- Initial Stretch (Warm Up)
- With both legs on the ground, lift your left leg towards you.
- Move the bent leg further to the side keeping your foot on the ground.
- Drop your left knee to the ground, allow your thigh to be parallel to the other leg when dropped.
- Lie back flat on the ground while maintaining your foot position
- Keep your back to the ground (don’t arch!)
- Drive your left inner thighs close to the ground without lifting your glutes off the ground.
- Lift your other foot off the ground and place your right foot on the outside of your left knee.
- You should not feel any strain on your left knee
- Let gravity take over and hold the position for ~2mins.
- Active Stretch
- Use your left leg and apply your greatest resistance to your right foot for 10-15s.
- Let go of the tension on your left leg on an 8-count.
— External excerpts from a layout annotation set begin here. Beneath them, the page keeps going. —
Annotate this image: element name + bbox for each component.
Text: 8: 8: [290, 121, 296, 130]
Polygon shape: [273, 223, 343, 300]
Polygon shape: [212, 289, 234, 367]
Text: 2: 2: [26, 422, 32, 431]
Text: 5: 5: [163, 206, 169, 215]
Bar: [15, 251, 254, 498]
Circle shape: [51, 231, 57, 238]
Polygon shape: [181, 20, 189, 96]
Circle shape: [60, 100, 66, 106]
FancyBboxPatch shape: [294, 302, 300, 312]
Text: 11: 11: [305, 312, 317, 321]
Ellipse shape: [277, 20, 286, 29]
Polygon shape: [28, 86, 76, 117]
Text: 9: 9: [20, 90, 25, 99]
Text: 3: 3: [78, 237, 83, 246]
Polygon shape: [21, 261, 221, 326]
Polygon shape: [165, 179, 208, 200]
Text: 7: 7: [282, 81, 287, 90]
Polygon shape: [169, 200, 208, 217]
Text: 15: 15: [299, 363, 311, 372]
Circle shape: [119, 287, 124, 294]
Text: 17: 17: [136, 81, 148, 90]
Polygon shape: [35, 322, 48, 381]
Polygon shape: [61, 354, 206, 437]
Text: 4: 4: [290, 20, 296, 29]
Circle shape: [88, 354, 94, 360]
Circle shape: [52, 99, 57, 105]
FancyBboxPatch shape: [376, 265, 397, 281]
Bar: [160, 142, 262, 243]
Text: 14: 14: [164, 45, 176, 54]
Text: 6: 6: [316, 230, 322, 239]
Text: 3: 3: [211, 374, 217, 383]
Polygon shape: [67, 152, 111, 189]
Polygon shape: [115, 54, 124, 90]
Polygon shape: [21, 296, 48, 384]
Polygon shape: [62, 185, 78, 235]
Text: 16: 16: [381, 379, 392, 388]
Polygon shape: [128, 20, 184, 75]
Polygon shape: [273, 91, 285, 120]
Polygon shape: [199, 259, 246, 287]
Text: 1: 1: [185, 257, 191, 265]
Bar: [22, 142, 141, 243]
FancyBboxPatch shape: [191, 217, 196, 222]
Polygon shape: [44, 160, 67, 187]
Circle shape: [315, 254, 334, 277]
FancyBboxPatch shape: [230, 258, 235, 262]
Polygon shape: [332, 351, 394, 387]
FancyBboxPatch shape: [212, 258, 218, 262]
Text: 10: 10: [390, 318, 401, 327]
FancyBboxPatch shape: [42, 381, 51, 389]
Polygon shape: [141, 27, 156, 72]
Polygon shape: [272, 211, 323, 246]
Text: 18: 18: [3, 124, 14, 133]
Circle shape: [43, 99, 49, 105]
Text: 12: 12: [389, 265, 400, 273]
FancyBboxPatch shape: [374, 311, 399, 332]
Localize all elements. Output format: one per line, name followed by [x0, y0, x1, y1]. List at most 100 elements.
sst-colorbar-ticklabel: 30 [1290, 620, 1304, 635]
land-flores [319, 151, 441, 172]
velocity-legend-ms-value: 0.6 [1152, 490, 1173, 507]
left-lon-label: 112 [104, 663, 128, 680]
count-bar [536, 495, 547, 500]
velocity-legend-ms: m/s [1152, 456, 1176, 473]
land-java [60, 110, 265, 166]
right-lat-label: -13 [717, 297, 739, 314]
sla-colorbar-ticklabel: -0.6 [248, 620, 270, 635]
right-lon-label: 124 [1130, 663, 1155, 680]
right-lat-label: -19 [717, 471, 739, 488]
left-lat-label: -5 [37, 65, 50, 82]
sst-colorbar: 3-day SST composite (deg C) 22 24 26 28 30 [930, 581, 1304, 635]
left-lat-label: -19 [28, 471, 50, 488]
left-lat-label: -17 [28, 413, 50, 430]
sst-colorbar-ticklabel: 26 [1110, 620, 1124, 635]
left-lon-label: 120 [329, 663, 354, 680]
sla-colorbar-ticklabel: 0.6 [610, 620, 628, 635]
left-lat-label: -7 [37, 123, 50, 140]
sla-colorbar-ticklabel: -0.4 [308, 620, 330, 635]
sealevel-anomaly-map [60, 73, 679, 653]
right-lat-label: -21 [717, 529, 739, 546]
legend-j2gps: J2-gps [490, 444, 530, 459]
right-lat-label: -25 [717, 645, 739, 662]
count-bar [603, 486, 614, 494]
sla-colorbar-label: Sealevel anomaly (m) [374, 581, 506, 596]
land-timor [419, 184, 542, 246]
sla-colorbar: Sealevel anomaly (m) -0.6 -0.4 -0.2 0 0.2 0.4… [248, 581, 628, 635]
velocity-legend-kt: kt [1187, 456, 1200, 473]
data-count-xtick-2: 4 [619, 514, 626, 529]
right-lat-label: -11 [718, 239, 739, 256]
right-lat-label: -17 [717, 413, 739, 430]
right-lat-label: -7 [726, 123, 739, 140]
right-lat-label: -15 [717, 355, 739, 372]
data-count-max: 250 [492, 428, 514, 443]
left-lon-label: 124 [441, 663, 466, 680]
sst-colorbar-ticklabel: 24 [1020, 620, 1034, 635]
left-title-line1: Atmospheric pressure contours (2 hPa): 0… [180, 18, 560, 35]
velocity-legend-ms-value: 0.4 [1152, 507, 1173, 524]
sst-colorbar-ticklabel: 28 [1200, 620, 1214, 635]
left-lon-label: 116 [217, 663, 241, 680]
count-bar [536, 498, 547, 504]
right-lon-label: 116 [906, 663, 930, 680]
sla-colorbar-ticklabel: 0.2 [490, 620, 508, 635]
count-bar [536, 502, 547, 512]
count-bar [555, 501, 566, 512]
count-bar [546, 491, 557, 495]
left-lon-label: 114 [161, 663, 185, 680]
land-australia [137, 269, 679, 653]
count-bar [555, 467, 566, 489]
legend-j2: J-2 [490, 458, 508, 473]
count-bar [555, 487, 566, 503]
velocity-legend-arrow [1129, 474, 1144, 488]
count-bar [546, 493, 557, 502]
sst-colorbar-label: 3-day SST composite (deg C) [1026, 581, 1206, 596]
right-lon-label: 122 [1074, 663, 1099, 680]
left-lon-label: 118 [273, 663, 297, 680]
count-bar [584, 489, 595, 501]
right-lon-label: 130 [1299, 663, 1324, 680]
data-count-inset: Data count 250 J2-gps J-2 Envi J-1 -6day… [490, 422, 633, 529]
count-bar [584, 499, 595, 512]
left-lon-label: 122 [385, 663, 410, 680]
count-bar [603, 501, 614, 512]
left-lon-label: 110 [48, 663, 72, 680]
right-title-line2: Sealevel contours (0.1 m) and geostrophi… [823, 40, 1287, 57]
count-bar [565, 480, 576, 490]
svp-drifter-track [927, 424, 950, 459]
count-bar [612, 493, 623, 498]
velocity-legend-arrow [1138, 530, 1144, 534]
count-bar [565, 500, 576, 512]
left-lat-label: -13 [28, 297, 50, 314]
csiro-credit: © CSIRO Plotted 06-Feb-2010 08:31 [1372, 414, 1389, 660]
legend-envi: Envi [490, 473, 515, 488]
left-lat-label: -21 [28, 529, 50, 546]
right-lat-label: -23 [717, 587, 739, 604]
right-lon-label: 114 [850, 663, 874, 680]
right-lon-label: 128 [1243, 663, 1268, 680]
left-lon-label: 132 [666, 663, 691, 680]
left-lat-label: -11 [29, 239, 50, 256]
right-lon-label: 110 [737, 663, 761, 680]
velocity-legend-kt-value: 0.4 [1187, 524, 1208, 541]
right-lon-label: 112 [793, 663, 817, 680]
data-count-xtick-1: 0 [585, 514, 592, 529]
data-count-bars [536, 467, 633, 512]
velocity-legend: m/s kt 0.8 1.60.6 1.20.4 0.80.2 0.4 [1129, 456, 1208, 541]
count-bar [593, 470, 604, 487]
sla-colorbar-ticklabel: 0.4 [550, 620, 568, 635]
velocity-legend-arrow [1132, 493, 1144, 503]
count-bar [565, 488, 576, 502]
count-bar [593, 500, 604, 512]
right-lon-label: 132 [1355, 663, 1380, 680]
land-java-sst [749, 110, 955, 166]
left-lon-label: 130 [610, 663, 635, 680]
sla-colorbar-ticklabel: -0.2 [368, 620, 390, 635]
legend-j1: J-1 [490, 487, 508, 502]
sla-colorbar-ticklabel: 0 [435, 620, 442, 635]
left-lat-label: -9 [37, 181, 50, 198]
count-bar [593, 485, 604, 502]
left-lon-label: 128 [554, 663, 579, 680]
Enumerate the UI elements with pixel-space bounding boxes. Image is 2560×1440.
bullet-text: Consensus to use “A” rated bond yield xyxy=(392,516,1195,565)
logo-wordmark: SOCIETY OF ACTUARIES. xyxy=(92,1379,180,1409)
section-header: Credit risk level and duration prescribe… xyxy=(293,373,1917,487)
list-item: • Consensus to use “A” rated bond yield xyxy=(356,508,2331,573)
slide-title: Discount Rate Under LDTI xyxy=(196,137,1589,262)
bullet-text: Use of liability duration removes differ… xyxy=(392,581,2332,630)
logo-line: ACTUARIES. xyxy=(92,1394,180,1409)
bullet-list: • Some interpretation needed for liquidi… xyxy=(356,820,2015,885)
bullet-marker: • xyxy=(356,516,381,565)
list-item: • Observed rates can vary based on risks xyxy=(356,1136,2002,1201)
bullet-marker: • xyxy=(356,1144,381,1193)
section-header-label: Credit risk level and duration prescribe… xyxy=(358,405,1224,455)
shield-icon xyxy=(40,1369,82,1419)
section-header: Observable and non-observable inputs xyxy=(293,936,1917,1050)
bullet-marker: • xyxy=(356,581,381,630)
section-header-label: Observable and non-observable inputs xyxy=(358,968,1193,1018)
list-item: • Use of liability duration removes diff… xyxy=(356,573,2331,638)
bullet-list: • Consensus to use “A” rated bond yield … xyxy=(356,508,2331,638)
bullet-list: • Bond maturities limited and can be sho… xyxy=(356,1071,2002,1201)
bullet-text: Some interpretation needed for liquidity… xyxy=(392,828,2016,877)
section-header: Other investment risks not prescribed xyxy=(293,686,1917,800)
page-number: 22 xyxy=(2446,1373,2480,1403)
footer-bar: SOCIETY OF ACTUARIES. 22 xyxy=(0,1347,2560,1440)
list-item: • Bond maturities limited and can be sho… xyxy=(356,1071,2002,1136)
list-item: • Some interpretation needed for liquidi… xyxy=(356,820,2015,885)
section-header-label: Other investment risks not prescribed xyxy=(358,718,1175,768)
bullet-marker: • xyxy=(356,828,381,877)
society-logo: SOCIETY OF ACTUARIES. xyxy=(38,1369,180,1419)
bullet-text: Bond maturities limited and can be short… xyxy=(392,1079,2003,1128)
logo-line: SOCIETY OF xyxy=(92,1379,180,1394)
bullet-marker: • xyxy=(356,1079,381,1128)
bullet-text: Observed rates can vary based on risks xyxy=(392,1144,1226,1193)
Your left leg will drop further to the ground.
- Apply some pressure with your right foot and drive your left knee closer to the ground without lifting your glutes and keeping back off the ground.
- If you can squeeze your palm between your spine and the ground, you aren’t keeping your back on the ground!
- Hold for 10-15s, and slowly release that tension over another 8-count.
- Repeat the Active Stretch portion 2-3 times.
- Switch Leg and repeat this exercise once more.
- If you think about all of the hip stretches, people usually focus on external hip rotation, but that only solves half of the hip-opening equation because you should be incorporating internal rotation of hips, too.
- By stretching out your hips in both directions, you’ll be moving your pelvis through its full range of motion which improves overall hip mobility
- Prevents lower back injuries
- Activate your glutes during your gait cycle
Advanced: Raise your bent foot further up closer to your glutes making it harder for your bent knee to reach the ground.